The following is a summary of each topic in the chapter and some questions for your reflection.
What Did I Learn in this Module? (10.3.1)
• IPv4 Issues—The depletion of IPv4 address space has been the motivating factor for moving to IPv6. IPv6 has a larger 128-bit address space, providing 340 undecillion possible addresses. When the IETF began its development of a successor to IPv4, it used this opportunity to fix the limitations of IPv4 and include enhancements. One example is ICMPv6, which includes address resolution and address autoconfiguration not found in ICMPv4.
Both IPv4 and IPv6 coexist and the transition to only IPv6 will take several years. The IETF has created various protocols and tools to help network administrators migrate their networks to IPv6. The migration techniques can be divided into three categories: Dual Stack, Tunneling, and Translation. Dual stack devices run both IPv4 and IPv6 protocol stacks simultaneously. Tunneling is a method of transporting an IPv6 packet over an IPv4 network. The IPv6 packet is encapsulated inside an IPv4 packet, similar to other types of data. NAT64 allows IPv6-enabled devices to communicate with IPv4-enabled devices using a translation technique similar to NAT for IPv4. An IPv6 packet is translated to an IPv4 packet and an IPv4 packet is translated to an IPv6 packet.
• IPv6 Addressing—IPv6 addresses are 128 bits in length and written as a string of hexadecimal values. Every four bits is represented by a single hexadecimal digit; for a total of 32 hexadecimal values. IPv6 addresses are not case-sensitive and can be written in either lowercase or uppercase. In IPv6, a hextet that refers to a segment of 16 bits, or four hexadecimal values. Each “x” is a single hextet, which is 16 bits or four hexadecimal digits. Preferred format means that you write IPv6 address using all 32 hexadecimal digits. Here is one example – fe80:0000:0000:0000:0123:4567:89ab:cdef.
There are two rules that help to reduce the number of digits needed to represent an IPv6 address.
Rule 1 — Omit Leading Zeros. You can only omit leading zeros, not trailing zeros.

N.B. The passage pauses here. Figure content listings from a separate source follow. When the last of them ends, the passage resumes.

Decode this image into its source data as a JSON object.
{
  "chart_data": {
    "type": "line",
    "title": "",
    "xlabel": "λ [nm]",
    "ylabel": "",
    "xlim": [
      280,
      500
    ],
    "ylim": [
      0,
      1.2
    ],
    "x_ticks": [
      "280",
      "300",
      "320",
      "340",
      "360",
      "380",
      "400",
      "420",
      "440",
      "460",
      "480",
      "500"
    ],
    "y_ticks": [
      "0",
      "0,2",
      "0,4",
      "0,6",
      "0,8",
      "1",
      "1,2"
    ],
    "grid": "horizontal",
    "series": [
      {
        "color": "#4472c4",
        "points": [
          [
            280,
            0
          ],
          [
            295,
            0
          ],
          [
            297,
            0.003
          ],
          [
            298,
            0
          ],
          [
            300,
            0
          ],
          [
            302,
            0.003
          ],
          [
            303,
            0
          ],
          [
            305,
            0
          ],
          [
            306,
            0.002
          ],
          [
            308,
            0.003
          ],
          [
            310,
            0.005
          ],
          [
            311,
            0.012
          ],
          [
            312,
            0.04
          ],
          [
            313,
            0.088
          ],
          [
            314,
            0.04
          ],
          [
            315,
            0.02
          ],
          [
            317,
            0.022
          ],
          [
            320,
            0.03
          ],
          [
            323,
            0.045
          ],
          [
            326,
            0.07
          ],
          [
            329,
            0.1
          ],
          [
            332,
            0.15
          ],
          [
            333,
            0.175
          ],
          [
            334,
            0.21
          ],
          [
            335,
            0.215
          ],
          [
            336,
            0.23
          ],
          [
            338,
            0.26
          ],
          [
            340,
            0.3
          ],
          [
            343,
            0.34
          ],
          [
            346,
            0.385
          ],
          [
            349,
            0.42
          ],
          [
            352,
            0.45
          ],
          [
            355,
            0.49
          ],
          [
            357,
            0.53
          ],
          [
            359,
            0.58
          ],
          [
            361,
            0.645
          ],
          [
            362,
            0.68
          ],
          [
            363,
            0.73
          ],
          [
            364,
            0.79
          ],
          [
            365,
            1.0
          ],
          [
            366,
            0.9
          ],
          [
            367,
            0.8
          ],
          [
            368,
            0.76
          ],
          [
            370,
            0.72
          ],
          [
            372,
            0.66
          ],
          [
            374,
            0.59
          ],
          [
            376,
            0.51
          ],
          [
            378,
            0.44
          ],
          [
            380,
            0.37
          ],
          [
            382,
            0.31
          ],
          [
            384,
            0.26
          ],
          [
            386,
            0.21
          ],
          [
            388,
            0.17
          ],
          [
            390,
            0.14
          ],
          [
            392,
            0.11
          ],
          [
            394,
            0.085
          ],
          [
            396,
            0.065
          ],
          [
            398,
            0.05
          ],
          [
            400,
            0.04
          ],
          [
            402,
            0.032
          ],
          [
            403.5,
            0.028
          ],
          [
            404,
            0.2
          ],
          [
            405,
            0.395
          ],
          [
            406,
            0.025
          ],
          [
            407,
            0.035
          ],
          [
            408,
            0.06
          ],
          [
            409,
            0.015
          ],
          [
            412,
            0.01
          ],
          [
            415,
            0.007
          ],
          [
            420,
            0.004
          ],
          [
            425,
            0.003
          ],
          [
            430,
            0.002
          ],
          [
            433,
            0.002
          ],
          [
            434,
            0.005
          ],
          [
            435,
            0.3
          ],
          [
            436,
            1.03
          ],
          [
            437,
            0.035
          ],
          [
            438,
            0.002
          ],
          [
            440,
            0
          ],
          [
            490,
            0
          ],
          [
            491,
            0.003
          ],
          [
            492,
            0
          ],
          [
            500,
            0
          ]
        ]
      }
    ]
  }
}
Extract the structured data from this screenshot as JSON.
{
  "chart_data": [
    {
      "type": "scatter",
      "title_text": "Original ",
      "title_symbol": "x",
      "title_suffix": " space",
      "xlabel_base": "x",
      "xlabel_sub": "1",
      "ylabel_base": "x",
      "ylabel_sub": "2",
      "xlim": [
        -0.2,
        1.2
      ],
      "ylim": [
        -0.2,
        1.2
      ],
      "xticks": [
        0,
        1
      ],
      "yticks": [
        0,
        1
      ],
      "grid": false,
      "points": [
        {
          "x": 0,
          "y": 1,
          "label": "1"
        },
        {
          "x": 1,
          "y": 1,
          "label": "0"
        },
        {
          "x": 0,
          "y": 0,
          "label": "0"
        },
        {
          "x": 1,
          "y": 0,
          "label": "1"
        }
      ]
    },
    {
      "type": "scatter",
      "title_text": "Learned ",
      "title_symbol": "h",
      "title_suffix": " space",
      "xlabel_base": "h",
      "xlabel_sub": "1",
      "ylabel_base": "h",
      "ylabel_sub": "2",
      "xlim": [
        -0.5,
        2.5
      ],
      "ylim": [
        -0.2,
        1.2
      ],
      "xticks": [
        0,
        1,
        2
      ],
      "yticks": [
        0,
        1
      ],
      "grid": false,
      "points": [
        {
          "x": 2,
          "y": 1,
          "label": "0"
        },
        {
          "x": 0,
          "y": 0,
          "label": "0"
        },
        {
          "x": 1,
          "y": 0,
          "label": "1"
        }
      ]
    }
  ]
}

• 01ab can be represented as 1ab
• 09f0 can be represented as 9f0
• 0a00 can be represented as a00
• 00ab can be represented as ab
Rule 2 — Double Colon. A double colon (::) can replace any single, contiguous string of one or more 16-bit hextets consisting of all zeros. For example, 2001:db8:cafe:1:0:0:0:1 (leading 0s omitted) could be represented as 2001:db8:cafe:1::1. The double colon (::) is used in place of the three all-0 hextets (0:0:0). The double colon (::) can only be used once within an address, otherwise there would be more than one possible resulting address. If an address has more than one contiguous string of all-0 hextets, best practice is to use the double colon (::) on the longest string. If the strings are equal, the first string should use the double colon (::).
Just when I was starting to get the hang of IPv4 addresses, I learned about IPv6 addresses! But since it looks like most networks use both types of addresses, I’m glad that I know a bit about each type. I guess it’s like cars on the road. Some are old but they still run. Newer cars have many more features and options than the older cars. And both older and newer cars are all driving on the same road. What is one obvious advantage to using IPv6 addresses instead of using IPv4 addresses?